While the US central bank’s influence on emerging assets is hardly an unknown phenomenon, India’s US$2 trillion (RM8.4 trillion) stock market has also been whipsawed in recent months by homegrown narratives.
For Naren, those issues — including speculation on Prime Minister Narendra Modi’s election prospects in 2019, and a cash crunch in the non-bank financing sector — will mostly be resolved in the next year, leaving the Fed as the biggest factor.
Investors around the world will find out later yesterday whether Fed officials will reduce their “dot plot” trajectory for 2019, which currently implies three interest-rate hikes.
Economists surveyed by Bloomberg have dialled back their expectations to two.
The S&P BSE Sensex rose for a seventh consecutive session yesterday, climbing 0.3% as of 12:09pm in Mumbai.
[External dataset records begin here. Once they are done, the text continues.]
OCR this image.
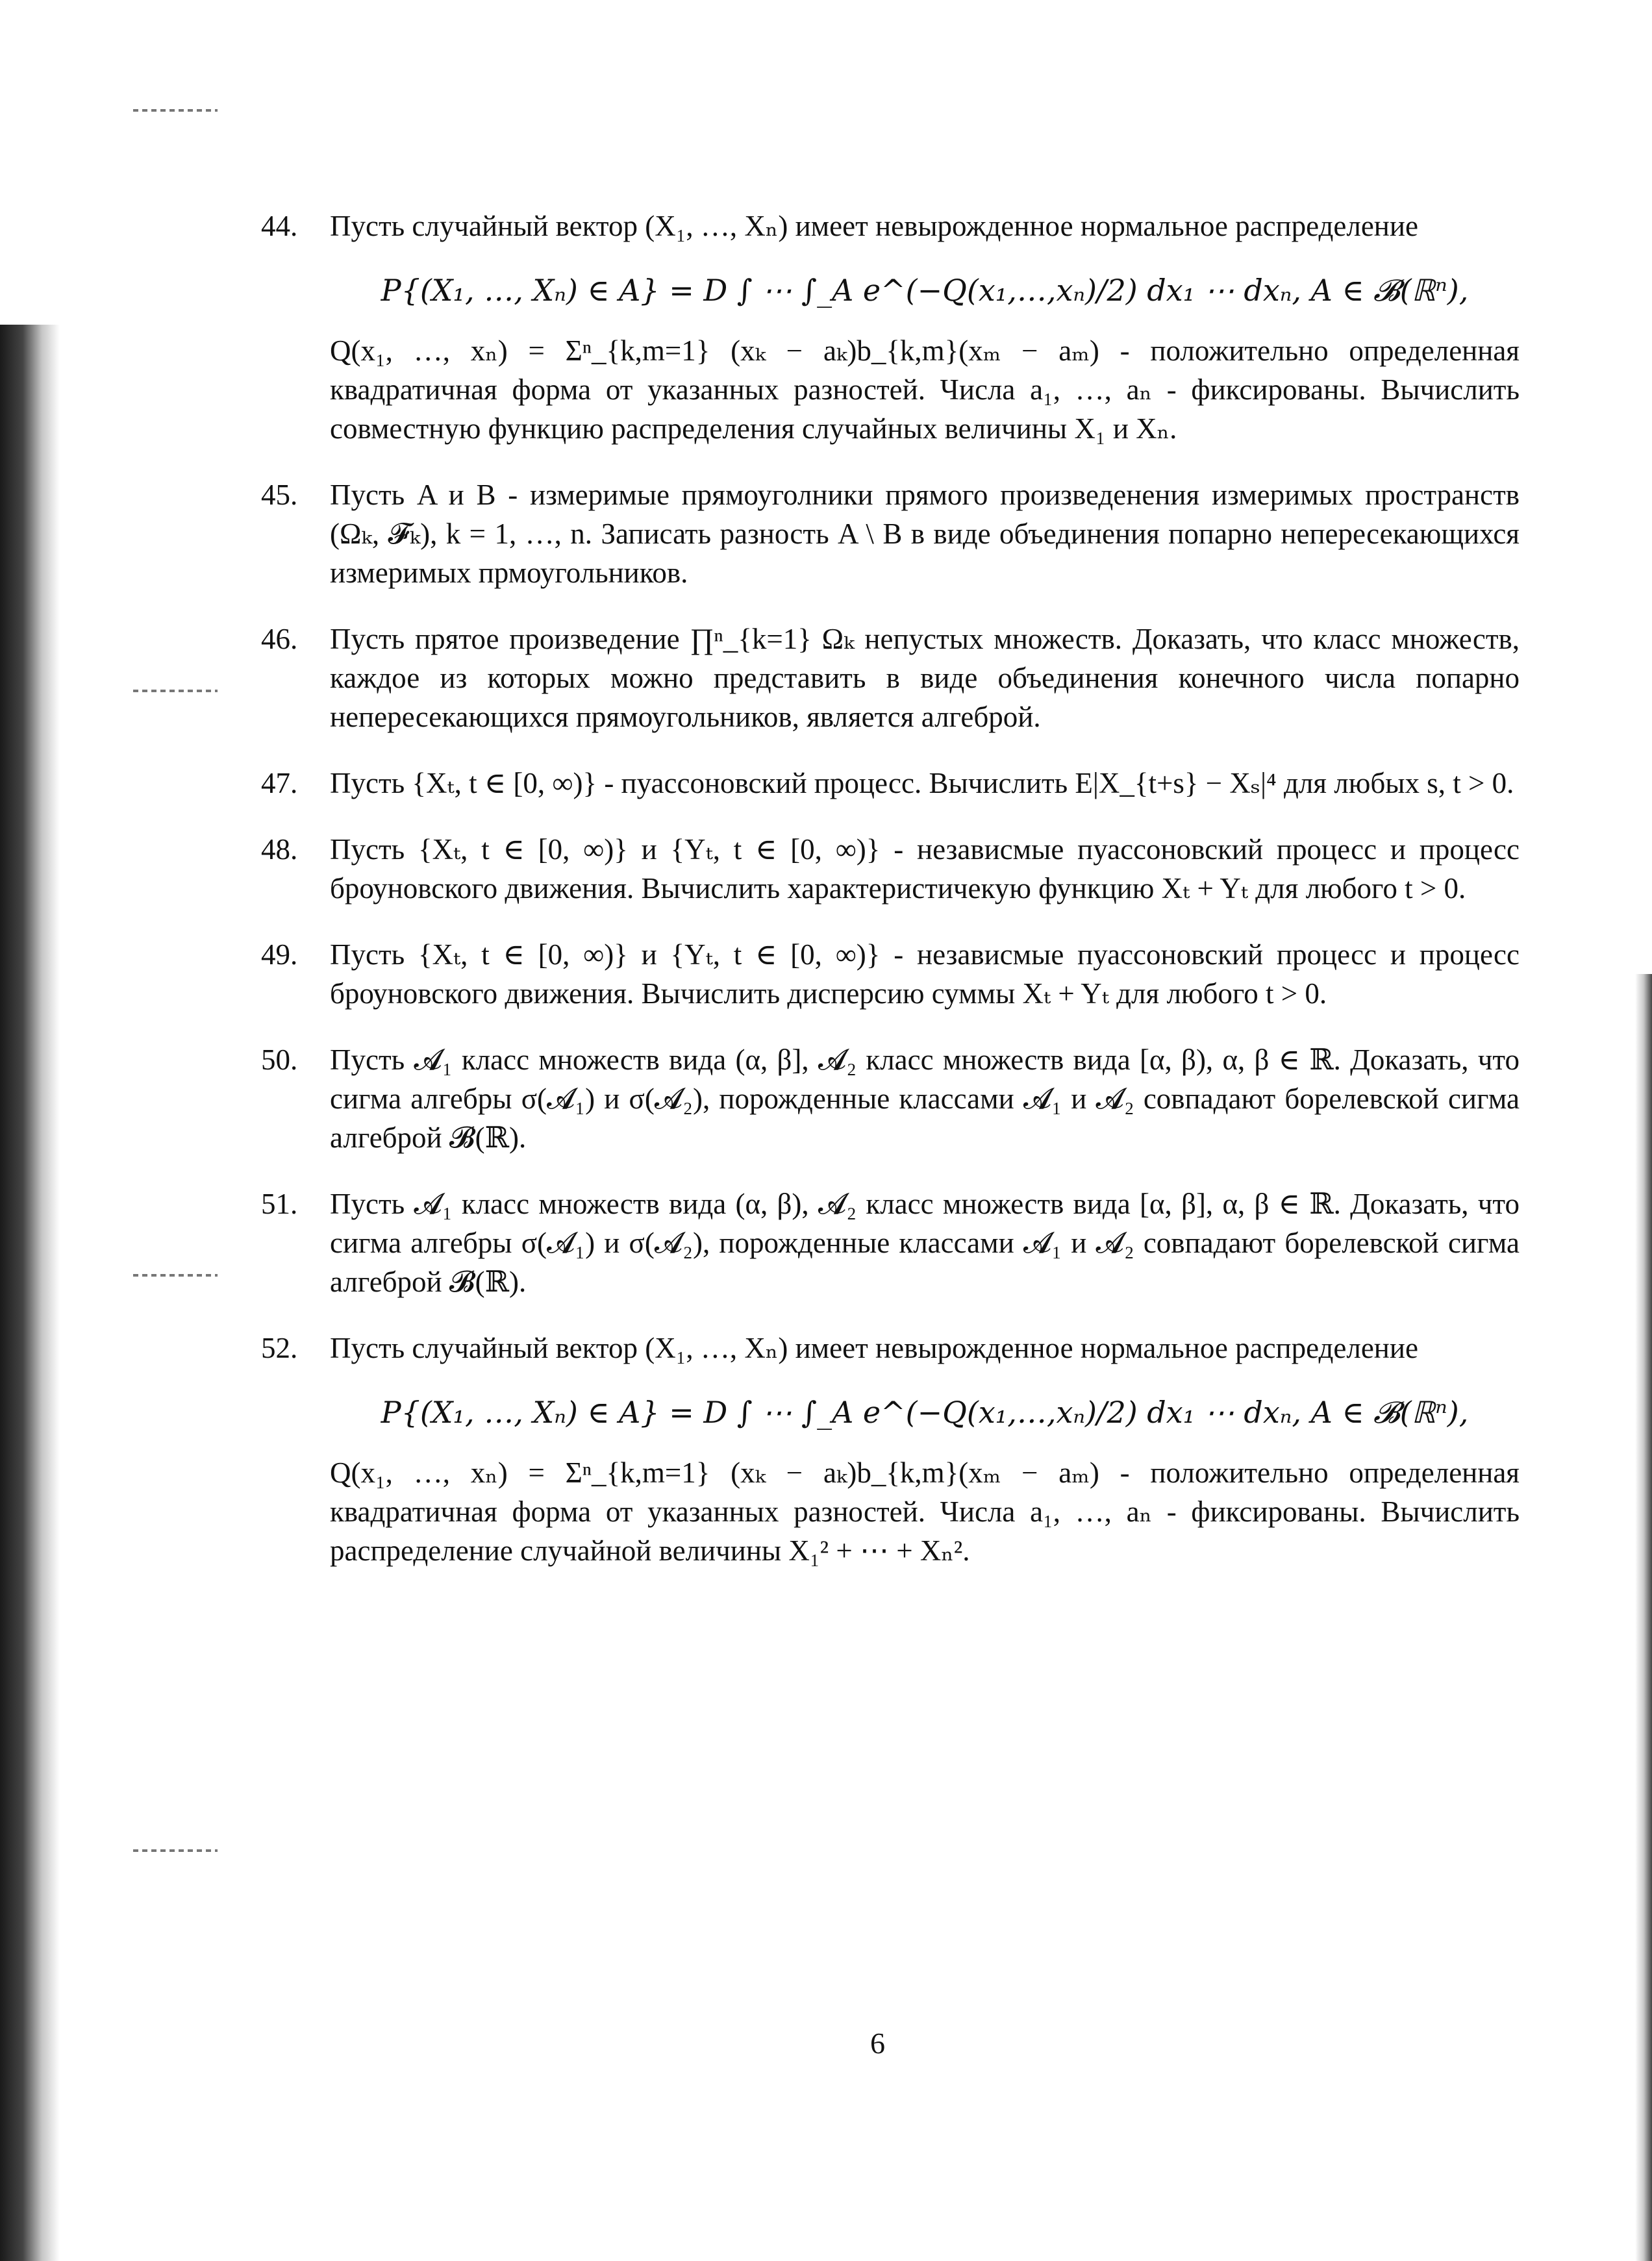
44. Пусть случайный вектор (X₁, …, Xₙ) имеет невырожденное нормальное распределение
P{(X₁, …, Xₙ) ∈ A} = D ∫ ⋯ ∫_A e^(−Q(x₁,…,xₙ)/2) dx₁ ⋯ dxₙ, A ∈ 𝓑(ℝⁿ),
Q(x₁, …, xₙ) = Σⁿ_{k,m=1} (xₖ − aₖ)b_{k,m}(xₘ − aₘ) - положительно определенная квадратичная форма от указанных разностей. Числа a₁, …, aₙ - фиксированы. Вычислить совместную функцию распределения случайных величины X₁ и Xₙ.
45. Пусть A и B - измеримые прямоуголники прямого произведенения измеримых пространств (Ωₖ, 𝓕ₖ), k = 1, …, n. Записать разность A \ B в виде объединения попарно непересекающихся измеримых прмоугольников.
46. Пусть прятое произведение ∏ⁿ_{k=1} Ωₖ непустых множеств. Доказать, что класс множеств, каждое из которых можно представить в виде объединения конечного числа попарно непересекающихся прямоугольников, является алгеброй.
47. Пусть {Xₜ, t ∈ [0, ∞)} - пуассоновский процесс. Вычислить E|X_{t+s} − Xₛ|⁴ для любых s, t > 0.
48. Пусть {Xₜ, t ∈ [0, ∞)} и {Yₜ, t ∈ [0, ∞)} - независмые пуассоновский процесс и процесс броуновского движения. Вычислить характеристичекую функцию Xₜ + Yₜ для любого t > 0.
49. Пусть {Xₜ, t ∈ [0, ∞)} и {Yₜ, t ∈ [0, ∞)} - независмые пуассоновский процесс и процесс броуновского движения. Вычислить дисперсию суммы Xₜ + Yₜ для любого t > 0.
50. Пусть 𝓐₁ класс множеств вида (α, β], 𝓐₂ класс множеств вида [α, β), α, β ∈ ℝ. Доказать, что сигма алгебры σ(𝓐₁) и σ(𝓐₂), порожденные классами 𝓐₁ и 𝓐₂ совпадают борелевской сигма алгеброй 𝓑(ℝ).
51. Пусть 𝓐₁ класс множеств вида (α, β), 𝓐₂ класс множеств вида [α, β], α, β ∈ ℝ. Доказать, что сигма алгебры σ(𝓐₁) и σ(𝓐₂), порожденные классами 𝓐₁ и 𝓐₂ совпадают борелевской сигма алгеброй 𝓑(ℝ).
52. Пусть случайный вектор (X₁, …, Xₙ) имеет невырожденное нормальное распределение
P{(X₁, …, Xₙ) ∈ A} = D ∫ ⋯ ∫_A e^(−Q(x₁,…,xₙ)/2) dx₁ ⋯ dxₙ, A ∈ 𝓑(ℝⁿ),
Q(x₁, …, xₙ) = Σⁿ_{k,m=1} (xₖ − aₖ)b_{k,m}(xₘ − aₘ) - положительно определенная квадратичная форма от указанных разностей. Числа a₁, …, aₙ - фиксированы. Вычислить распределение случайной величины X₁² + ⋯ + Xₙ².
6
For the next year at least, Naren doesn’t see investments in Indian equities fetching more than “midteen” percentage in gains. “We shouldn’t talk of multi-baggers now, we can’t expect stocks doubling and one has to invest with expectations of lower returns than that,” he said.
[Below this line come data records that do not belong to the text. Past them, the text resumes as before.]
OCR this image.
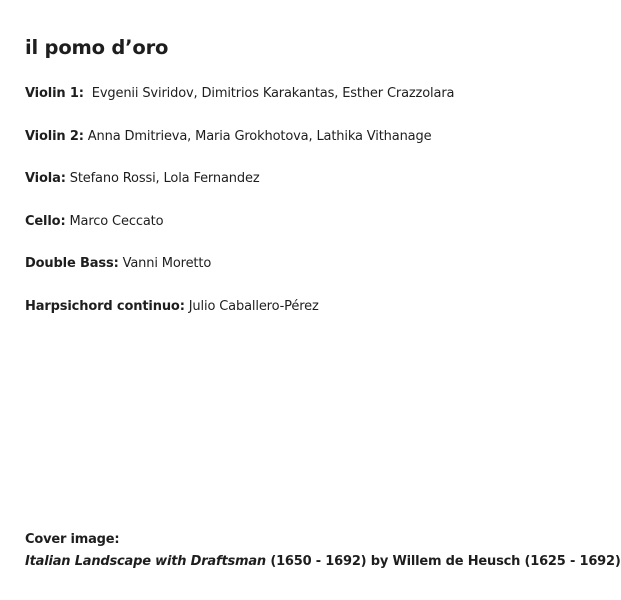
il pomo d’oro
Violin 1: Evgenii Sviridov, Dimitrios Karakantas, Esther Crazzolara
Violin 2: Anna Dmitrieva, Maria Grokhotova, Lathika Vithanage
Viola: Stefano Rossi, Lola Fernandez
Cello: Marco Ceccato
Double Bass: Vanni Moretto
Harpsichord continuo: Julio Caballero-Pérez
Cover image:
Italian Landscape with Draftsman (1650 - 1692) by Willem de Heusch (1625 - 1692)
The US$4.1 billion ICICI Prudential Balanced Advantage Fund — the biggest that Naren manages — has returned 12.85% annually in the past five years, the best among its peers for that period, according to Value Research Ltd.
A more dovish Fed could help bring foreign investors back to India: They’ve sold more than US$4 billion of the nation’s shares so far in 2018, the first year of outflows since 2011. The Dow Jones Industrial Average has outperformed the MSCI India and the MSCI Emerging Markets indexes in the past three years.
Still, local flows into equity funds have helped cushion markets. Investors have poured 1.2 trillion rupees into stock mutual funds this year, according to the Association of Mutual Funds in India. Naren likes small- and mid-caps, infrastructure stocks, banks and consumption linked shares, he said. Non-bank lenders still aren’t cheap enough, he added.
Naren also said: “We are currently placed in the middle of greed and fear. We are telling people that one shouldn’t be too bearish or too bullish.
“The last accumulation phase in Indian markets was between 2010 and 2013, where people who invested got returns in the later years. “Flows in fixed income from retail investors are much lower than what I would like to see. I would like to see more flows in moderate-duration corporate debt funds as they give good returns.
“Too much political uncertainty isn’t good for markets, it doesn’t help decision-making for companies.”